Pragmatism and New Precedents

Compromise wilderness deals are heralded as products of diverse groups, once hopelessly polarized and stalemated, finally sitting down to find common ground on divisive issues. Conservationist-proponents describe the unexpected joys of “working with people we’ve never worked with before and … finding shared values and frustrations.” They also take the pragmatic tack that “these (development bills) are inevitable,” so they might as well attach some wilderness to them.

The new paradigm is hailed as innovative and visionary – Steens co-sponsor Rep. Greg Walden repeatedly intoned that the Steens was “not your grandfather’s wilderness.” Yet quid pro quo wilderness rewards the West’s traditional power base by forcing wilderness to tag along with land and water development schemes.

Many fear that special exceptions in these bills are eroding the integrity of the Wilderness Act itself, by allowing uses and activities traditionally prohibited. As one wilderness defender put it, “If, for the sake of expediency, we make exceptions in wilderness bills, we make it harder to preserve the character of these wild places … Cheap wilderness is just that … easier to get and easier to lose.”

Moreover, whether actively promoting or merely acquiescing to the linking of wilderness with these projects, wilderness advocates often facilitate the bypass of environmental laws and the entrenchment of new precedents.

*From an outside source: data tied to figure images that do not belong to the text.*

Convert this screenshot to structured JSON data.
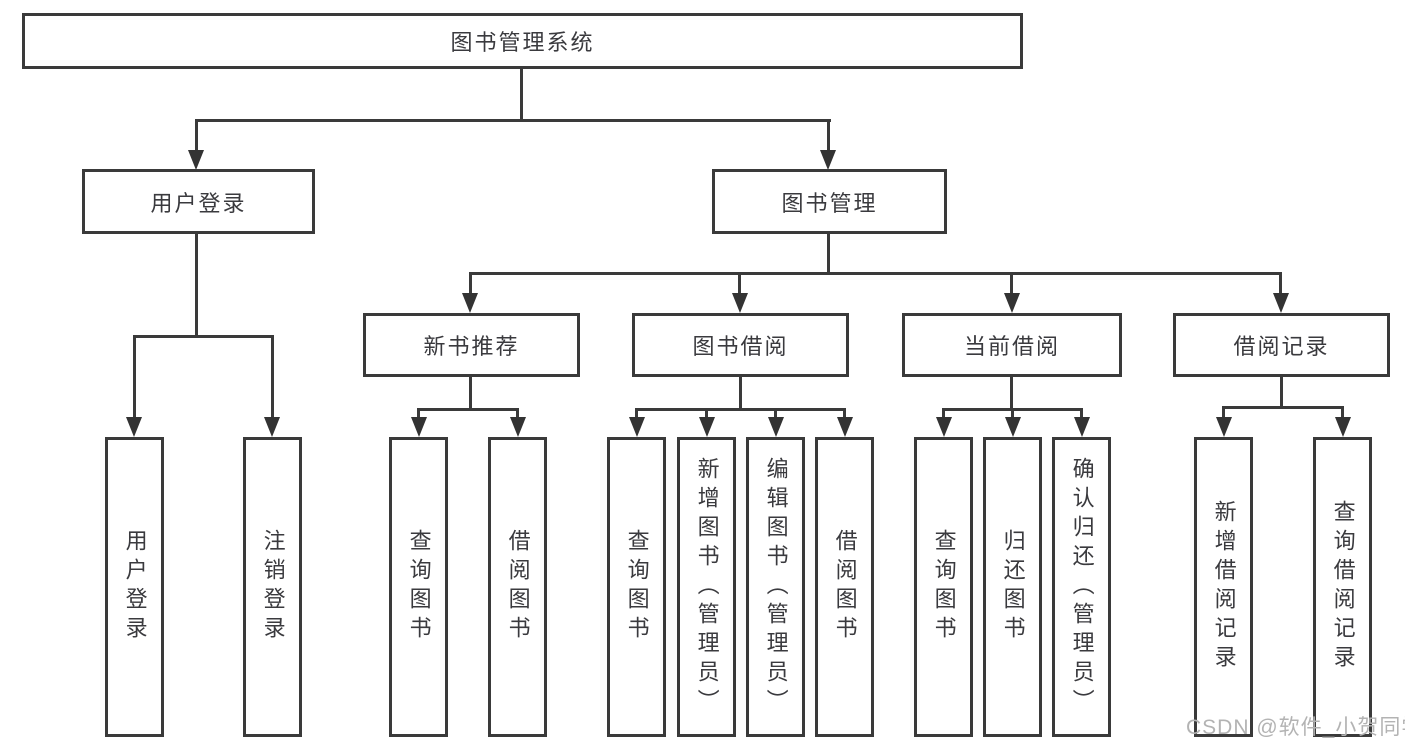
{
  "page": {
    "background": "#ffffff"
  },
  "styles": {
    "line_color": "#3a3a3a",
    "text_color": "#3a3a3e",
    "box_background": "#ffffff",
    "watermark_color": "#b3b3b3"
  },
  "diagram": {
    "root": {
      "label": "图书管理系统"
    },
    "branches": [
      {
        "label": "用户登录",
        "children": [
          {
            "label": "用户登录"
          },
          {
            "label": "注销登录"
          }
        ]
      },
      {
        "label": "图书管理",
        "children": [
          {
            "label": "新书推荐",
            "children": [
              {
                "label": "查询图书"
              },
              {
                "label": "借阅图书"
              }
            ]
          },
          {
            "label": "图书借阅",
            "children": [
              {
                "label": "查询图书"
              },
              {
                "label": "新增图书（管理员）"
              },
              {
                "label": "编辑图书（管理员）"
              },
              {
                "label": "借阅图书"
              }
            ]
          },
          {
            "label": "当前借阅",
            "children": [
              {
                "label": "查询图书"
              },
              {
                "label": "归还图书"
              },
              {
                "label": "确认归还（管理员）"
              }
            ]
          },
          {
            "label": "借阅记录",
            "children": [
              {
                "label": "新增借阅记录"
              },
              {
                "label": "查询借阅记录"
              }
            ]
          }
        ]
      }
    ]
  },
  "watermark": {
    "text": "CSDN @软件_小贺同学"
  }
}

In the case of the land exchanges and giveaways that facilitate new wilderness, laws that would normally apply to the relinquishment of federal lands are simply waived. There was no National Environmental Policy Act (NEPA) evaluation of the ecological values traded away in the Steens; nor, in the Clark County bill, much consideration of the consequences of opening up more federal land to development in the drought-plagued Las Vegas Valley.

Laws (and lands) generally thought worth fighting for, and touted in fundraising letters and on environmental organizations’ websites, are now seemingly dispensable if wilderness can be obtained.

In the case of the Steens, where appraisals were cut short, and the Boulder-White Clouds, where land would be given outright to state and local governments, land value is disregarded, and thus federal land is treated as a cheap, disposable asset. In supporting such deals, environmentalists may unwittingly lend credence to the ravings of Sagebrush Rebels, who believe that undeveloped federal land is essentially worthless.

Perhaps the most disturbing aspect of quid pro quo wilderness is the exclusivity, even secrecy, of the process. Negotiators must keep information to themselves and keep outsiders from entering the process, since they threaten the delicate collaborative milieu. This puts conservationists in the position of perpetuating the very secrecy that has been such an issue of contention between the conservation movement and the government and industry.